Questi vantaggi per i coinvestitori privati sono:

  • la partecipazione del fondo pubblico all'investimento, che è maggiore per gli investimenti più a rischio (70% massimo invece che il 50% delle operazioni meno rischiose);
  • una prelazione sui proventi da disinvestimento a favore dei coinvestitori privati in caso di perdite. La graduazione avviene sulla base del tasso interno di rendimento (TIR) complessivo dell'investimento (ovviamente negativo in caso di perdite) ed, a differenza della garanzia sulle perdite, non dà alcun diritto al privato in caso di perdita totale del capitale. Questa soluzione da un lato consente di non immobilizzare risorse finanziarie pubbliche a fronte di eventi incerti, e dall'altro spinge gli investitori a vendere comunque le partecipazioni, anche se in forte perdita, piuttosto che assistere passivamente alla totale perdita di valore delle partecipate;
  • un serendipity bonus che prevede una ripartizione degli utili a favore del coinvestitore privato progressivamente più vantaggiosa, sempre sulla base del TIR complessivo dell'investimento. Questo meccanismo è l'elemento più originale dell'aiuto e deriva da un ascolto attento degli operatori che, in particolare nel settore del venture capital, si attendono che la performance di portafoglio non dipenda da operazioni mediamente soddisfacenti, ma da un numero limitato di operazioni che hanno un successo eccezionale. Viceversa è assolutamente atteso che un numero, anche rilevante, di operazioni si riveleranno degli insuccessi. Il serendipity bonus, che peraltro ha un costo per il contribuente meramente figurativo (una parte dell'eventuale mancato guadagno), incentiva gli operatori privati a raggiungere tale obiettivo ma allo stesso tempo è allineato al principale obiettivo pubblico della misura che è creare nel Lazio delle nuove imprese innovative e competitive sui mercati globali, anche in grado di trainare porzioni del tessuto imprenditoriale esistente o, per dirla con la più colorita terminologia di Nassim Nicholas Taleb, "scovare i cigni neri per lo sviluppo economico della Regione".

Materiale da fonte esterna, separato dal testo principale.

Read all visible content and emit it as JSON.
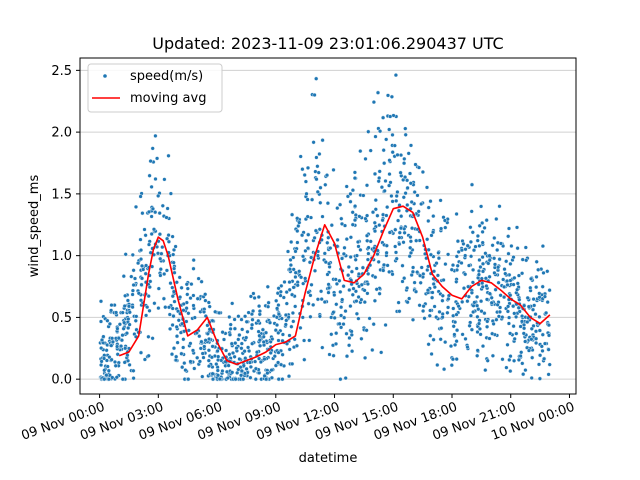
{
  "chart_data": {
    "type": "scatter",
    "title": "Updated: 2023-11-09 23:01:06.290437 UTC",
    "xlabel": "datetime",
    "ylabel": "wind_speed_ms",
    "xlim": [
      "2023-11-08T23:00:00",
      "2023-11-10T00:20:00"
    ],
    "ylim": [
      -0.12,
      2.6
    ],
    "x_ticks": [
      "2023-11-09T00:00",
      "2023-11-09T03:00",
      "2023-11-09T06:00",
      "2023-11-09T09:00",
      "2023-11-09T12:00",
      "2023-11-09T15:00",
      "2023-11-09T18:00",
      "2023-11-09T21:00",
      "2023-11-10T00:00"
    ],
    "x_tick_labels": [
      "09 Nov 00:00",
      "09 Nov 03:00",
      "09 Nov 06:00",
      "09 Nov 09:00",
      "09 Nov 12:00",
      "09 Nov 15:00",
      "09 Nov 18:00",
      "09 Nov 21:00",
      "10 Nov 00:00"
    ],
    "y_ticks": [
      0.0,
      0.5,
      1.0,
      1.5,
      2.0,
      2.5
    ],
    "y_tick_labels": [
      "0.0",
      "0.5",
      "1.0",
      "1.5",
      "2.0",
      "2.5"
    ],
    "grid": "y-major",
    "legend_position": "top-left",
    "colors": {
      "scatter": "#1f77b4",
      "line": "#ff0000",
      "grid": "#d0d0d0"
    },
    "series": [
      {
        "name": "speed(m/s)",
        "type": "scatter",
        "trend_x": [
          "2023-11-09T00:00",
          "2023-11-09T00:30",
          "2023-11-09T01:00",
          "2023-11-09T01:30",
          "2023-11-09T02:00",
          "2023-11-09T02:30",
          "2023-11-09T03:00",
          "2023-11-09T03:30",
          "2023-11-09T04:00",
          "2023-11-09T04:30",
          "2023-11-09T05:00",
          "2023-11-09T05:30",
          "2023-11-09T06:00",
          "2023-11-09T06:30",
          "2023-11-09T07:00",
          "2023-11-09T07:30",
          "2023-11-09T08:00",
          "2023-11-09T08:30",
          "2023-11-09T09:00",
          "2023-11-09T09:30",
          "2023-11-09T10:00",
          "2023-11-09T10:30",
          "2023-11-09T11:00",
          "2023-11-09T11:30",
          "2023-11-09T12:00",
          "2023-11-09T12:30",
          "2023-11-09T13:00",
          "2023-11-09T13:30",
          "2023-11-09T14:00",
          "2023-11-09T14:30",
          "2023-11-09T15:00",
          "2023-11-09T15:30",
          "2023-11-09T16:00",
          "2023-11-09T16:30",
          "2023-11-09T17:00",
          "2023-11-09T17:30",
          "2023-11-09T18:00",
          "2023-11-09T18:30",
          "2023-11-09T19:00",
          "2023-11-09T19:30",
          "2023-11-09T20:00",
          "2023-11-09T20:30",
          "2023-11-09T21:00",
          "2023-11-09T21:30",
          "2023-11-09T22:00",
          "2023-11-09T22:30",
          "2023-11-09T23:00"
        ],
        "trend_y": [
          0.2,
          0.2,
          0.25,
          0.45,
          0.8,
          1.05,
          1.15,
          0.95,
          0.4,
          0.4,
          0.5,
          0.3,
          0.15,
          0.14,
          0.18,
          0.2,
          0.28,
          0.3,
          0.32,
          0.45,
          0.85,
          1.15,
          1.25,
          1.1,
          0.8,
          0.78,
          0.85,
          1.0,
          1.2,
          1.35,
          1.4,
          1.35,
          1.15,
          0.9,
          0.8,
          0.75,
          0.68,
          0.72,
          0.78,
          0.8,
          0.75,
          0.7,
          0.65,
          0.6,
          0.5,
          0.45,
          0.52
        ],
        "spread": 0.4
      },
      {
        "name": "moving avg",
        "type": "line",
        "x": [
          "2023-11-09T01:00",
          "2023-11-09T01:30",
          "2023-11-09T02:00",
          "2023-11-09T02:15",
          "2023-11-09T02:30",
          "2023-11-09T02:45",
          "2023-11-09T03:00",
          "2023-11-09T03:15",
          "2023-11-09T03:30",
          "2023-11-09T04:00",
          "2023-11-09T04:30",
          "2023-11-09T05:00",
          "2023-11-09T05:30",
          "2023-11-09T06:00",
          "2023-11-09T06:30",
          "2023-11-09T07:00",
          "2023-11-09T07:30",
          "2023-11-09T08:00",
          "2023-11-09T08:30",
          "2023-11-09T09:00",
          "2023-11-09T09:30",
          "2023-11-09T10:00",
          "2023-11-09T10:30",
          "2023-11-09T11:00",
          "2023-11-09T11:30",
          "2023-11-09T12:00",
          "2023-11-09T12:30",
          "2023-11-09T13:00",
          "2023-11-09T13:30",
          "2023-11-09T14:00",
          "2023-11-09T14:30",
          "2023-11-09T15:00",
          "2023-11-09T15:30",
          "2023-11-09T16:00",
          "2023-11-09T16:30",
          "2023-11-09T17:00",
          "2023-11-09T17:30",
          "2023-11-09T18:00",
          "2023-11-09T18:30",
          "2023-11-09T19:00",
          "2023-11-09T19:30",
          "2023-11-09T20:00",
          "2023-11-09T20:30",
          "2023-11-09T21:00",
          "2023-11-09T21:30",
          "2023-11-09T22:00",
          "2023-11-09T22:30",
          "2023-11-09T23:00"
        ],
        "y": [
          0.19,
          0.22,
          0.35,
          0.6,
          0.85,
          1.05,
          1.15,
          1.12,
          1.0,
          0.65,
          0.35,
          0.4,
          0.5,
          0.3,
          0.15,
          0.12,
          0.15,
          0.18,
          0.22,
          0.28,
          0.3,
          0.35,
          0.7,
          1.0,
          1.25,
          1.1,
          0.8,
          0.78,
          0.85,
          1.0,
          1.2,
          1.38,
          1.4,
          1.35,
          1.15,
          0.85,
          0.75,
          0.68,
          0.65,
          0.75,
          0.8,
          0.78,
          0.72,
          0.65,
          0.6,
          0.5,
          0.45,
          0.52
        ]
      }
    ]
  }
}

Solo il tempo ci dirà se l'attività I.3 del POR FESR Lazio 2007-13 "Fondo per il capitale di rischio" si rivelerà effettivamente un successo ed a tal fine è previsto un programma di valutazione.

Premeva qui sottolineare come la politica industriale per la competitività e l'innovazione non è solo questione di risorse finanziarie, ma anche, e forse soprattutto, di modelli di intervento efficaci, attentamente progettati su specifici obiettivi avvalendosi anche delle migliori esperienze internazionali e, se del caso, innovativi essi stessi.

Il Dr. Arturo Ricci, esperto di politiche di incentivazione e regolamentazione del mercato, è dirigente presso la Direzione Regionale alla Programmazione Economica della Regione Lazio, il cui Direttore, Dott.ssa Cinzia Felci, è l'Autorità di Gestione del POR FESR Lazio 2007-13.